The quest and region are both standard Diablo fair. The World’s Crown enjoys some interesting visual design elements and is populated with a few different factions of enemies. There are humans stricken with insanity or corrupted to being little more than monsters themselves simply by looking at Diablo, cultists that worship Diablo, and some demons under his control for players to chop their way through. The enemies all feel right at home in the franchise, but none of them do enough to stand out from all the other rabble series fans have spent years killing by now.
Diablo Immortal needs to take a larger chance at using the franchise mythos.
While Shattered Sanctuary’s questline tries its best to build up to the big confrontation with Diablo, it does very little to add to the mythos surrounding the iconic villain. It instead is content to tread familiar ground, making the whole questline feel cheap in comparison to the franchise’s recent improvements in storytelling elsewhere.
Thankfully, the final confrontation with Diablo fares slightly better. Engaging boss fights is a critical component of the franchise, and Immortal‘s Diablo fits the bill well enough. With impactful attacks, fun set-dressing, and mechanics that are engaging to play around, he does well enough.
The only downside to his newest iteration is the baggage from all the ones that came before. Players have been able to fight Diablo so many times in other games that the fight with him added in Shattered Sanctuary just doesn’t feel that different or interesting.
For the endgame players, Shattered Sanctuary also introduces a new challenge dungeon system. Available on a limited pool of dungeons, challenge dungeons allow players to run through dungeons that are made more difficult than ever before. When starting a challenge dungeon, it is generated with two random modifiers that buff the enemies, debuff player abilities, or add more interesting changes, such as occasionally spawning pools of lava on the dungeon floor.
Shattered Sanctuary evolves the endgame for Diablo Immortal.

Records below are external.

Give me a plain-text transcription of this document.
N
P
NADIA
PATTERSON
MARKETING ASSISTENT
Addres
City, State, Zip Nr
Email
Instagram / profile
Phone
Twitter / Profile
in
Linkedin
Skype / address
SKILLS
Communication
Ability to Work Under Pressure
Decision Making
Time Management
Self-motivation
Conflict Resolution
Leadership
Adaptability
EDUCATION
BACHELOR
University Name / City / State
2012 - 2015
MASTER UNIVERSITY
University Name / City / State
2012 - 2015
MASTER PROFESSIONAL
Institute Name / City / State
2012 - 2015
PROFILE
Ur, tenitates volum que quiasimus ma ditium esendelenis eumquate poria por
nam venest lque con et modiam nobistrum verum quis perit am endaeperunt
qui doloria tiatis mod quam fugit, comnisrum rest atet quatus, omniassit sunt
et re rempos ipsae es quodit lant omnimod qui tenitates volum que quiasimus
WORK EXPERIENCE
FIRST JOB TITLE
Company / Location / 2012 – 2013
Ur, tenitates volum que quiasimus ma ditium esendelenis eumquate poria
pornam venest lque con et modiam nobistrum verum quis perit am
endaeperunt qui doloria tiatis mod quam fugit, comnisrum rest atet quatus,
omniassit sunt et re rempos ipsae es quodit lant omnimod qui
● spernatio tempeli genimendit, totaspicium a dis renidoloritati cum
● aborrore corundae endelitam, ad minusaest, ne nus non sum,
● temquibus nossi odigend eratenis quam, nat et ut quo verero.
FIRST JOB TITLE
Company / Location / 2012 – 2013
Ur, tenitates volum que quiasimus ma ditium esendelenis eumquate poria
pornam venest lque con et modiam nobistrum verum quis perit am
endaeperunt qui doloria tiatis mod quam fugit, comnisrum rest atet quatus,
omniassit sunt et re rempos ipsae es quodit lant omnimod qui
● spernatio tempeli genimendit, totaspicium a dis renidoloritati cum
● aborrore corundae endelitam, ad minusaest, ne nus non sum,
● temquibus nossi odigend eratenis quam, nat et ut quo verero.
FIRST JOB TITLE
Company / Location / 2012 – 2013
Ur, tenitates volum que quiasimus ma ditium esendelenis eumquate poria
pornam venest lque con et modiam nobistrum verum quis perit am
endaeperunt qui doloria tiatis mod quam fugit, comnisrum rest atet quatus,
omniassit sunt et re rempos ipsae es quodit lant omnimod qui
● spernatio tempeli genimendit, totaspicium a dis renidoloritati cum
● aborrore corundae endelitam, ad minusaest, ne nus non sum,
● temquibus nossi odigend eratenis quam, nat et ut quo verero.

To balance out the challenge the dungeons have a higher chance to drop potent loot while also giving players a guaranteed set item for their first clear each week. The new system is a welcome addition to help mix up dungeon grinds a bit with the modifiers and a more consistent method of hunting set items goes a long way as well. However, it is hard to not feel a bit disappointed by the familiarity of the system.

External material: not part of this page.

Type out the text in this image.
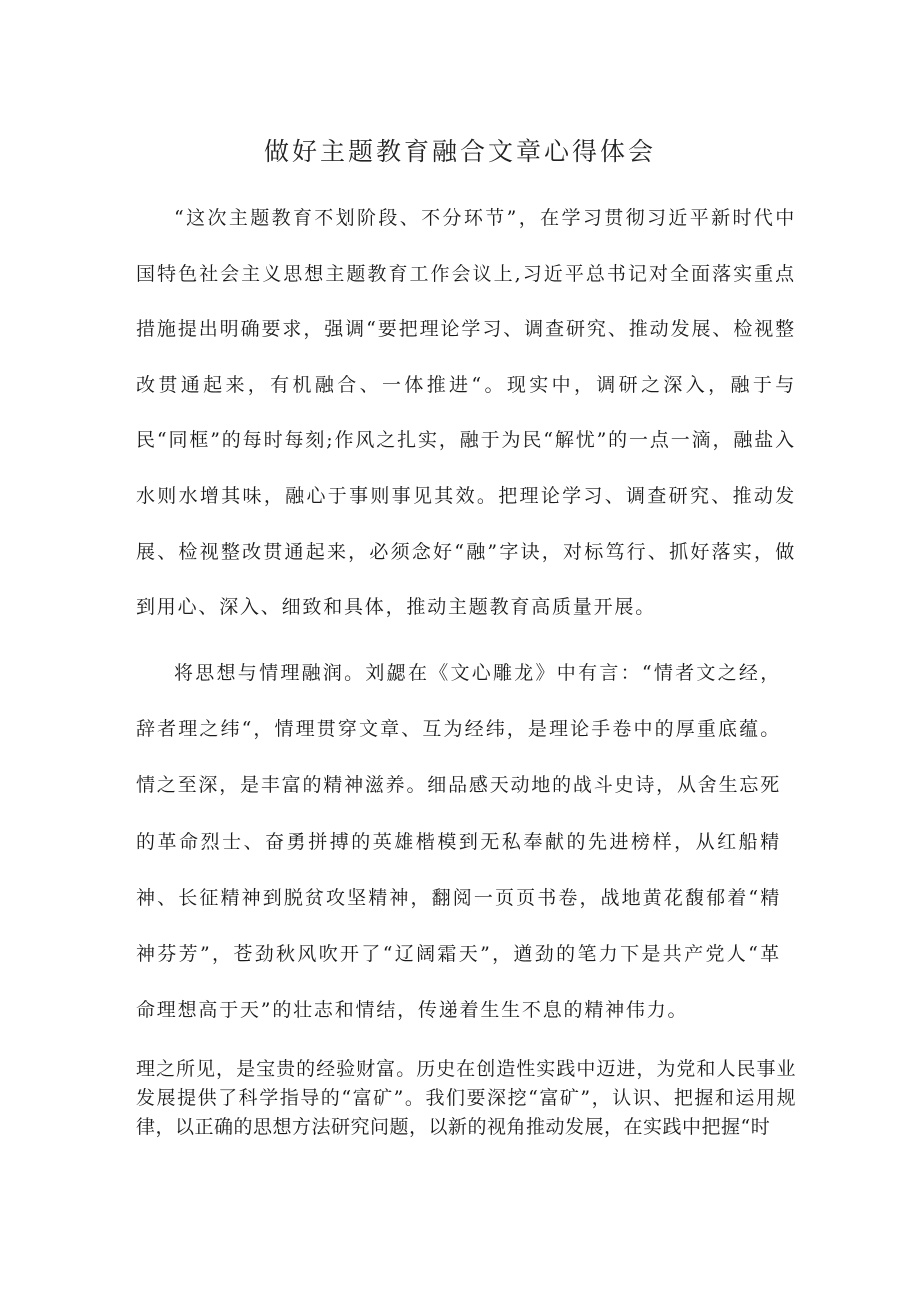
做好主题教育融合文章心得体会

“这次主题教育不划阶段、不分环节”，在学习贯彻习近平新时代中国特色社会主义思想主题教育工作会议上,习近平总书记对全面落实重点措施提出明确要求，强调“要把理论学习、调查研究、推动发展、检视整改贯通起来，有机融合、一体推进“。现实中，调研之深入，融于与民“同框”的每时每刻;作风之扎实，融于为民“解忧”的一点一滴，融盐入水则水增其味，融心于事则事见其效。把理论学习、调查研究、推动发展、检视整改贯通起来，必须念好“融”字诀，对标笃行、抓好落实，做到用心、深入、细致和具体，推动主题教育高质量开展。

将思想与情理融润。刘勰在《文心雕龙》中有言：“情者文之经，辞者理之纬“，情理贯穿文章、互为经纬，是理论手卷中的厚重底蕴。情之至深，是丰富的精神滋养。细品感天动地的战斗史诗，从舍生忘死的革命烈士、奋勇拼搏的英雄楷模到无私奉献的先进榜样，从红船精神、长征精神到脱贫攻坚精神，翻阅一页页书卷，战地黄花馥郁着“精神芬芳”，苍劲秋风吹开了“辽阔霜天”，遒劲的笔力下是共产党人“革命理想高于天”的壮志和情结，传递着生生不息的精神伟力。

理之所见，是宝贵的经验财富。历史在创造性实践中迈进，为党和人民事业发展提供了科学指导的“富矿”。我们要深挖“富矿”，认识、把握和运用规律，以正确的思想方法研究问题，以新的视角推动发展，在实践中把握“时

One of Immortal‘s strongest aspects was its willingness to experiment with activities and systems in ways the mainline games never have. There is nothing wrong with the new challenge dungeon system on its own, but it is disappointing that it feels so bog-standard when compared to other titles with similar features.
On top of the challenge dungeons and new main quests, Shattered Sanctuary also brings a selection of smaller bits of content. Firstly, there are three new helliquary bosses that each bring some challenging new boss fights to the system.
There are also three more inferno levels of difficulty for players to grind through. Then there are three new legendary gems to grind for, a new progression track called Seeker’s Path that raises combat rating by completing activities, and an idle familiar mechanic to help you grind resources.
Much like the quests and challenge dungeons, the rest of the new content in Shattered Sanctuary feels underwhelming. Adding more variety and a few new options for players to explore is always good, but none of the update’s additions are exciting or compelling in a way that makes me want to play Diablo Immortal. Instead of feeling like an interesting step forward for the mobile spin-off that has been so successful in carving its niche within the franchise, it feels more like a nostalgic slip backward.
Diablo Immortal is available now on Android, iOS, and PC.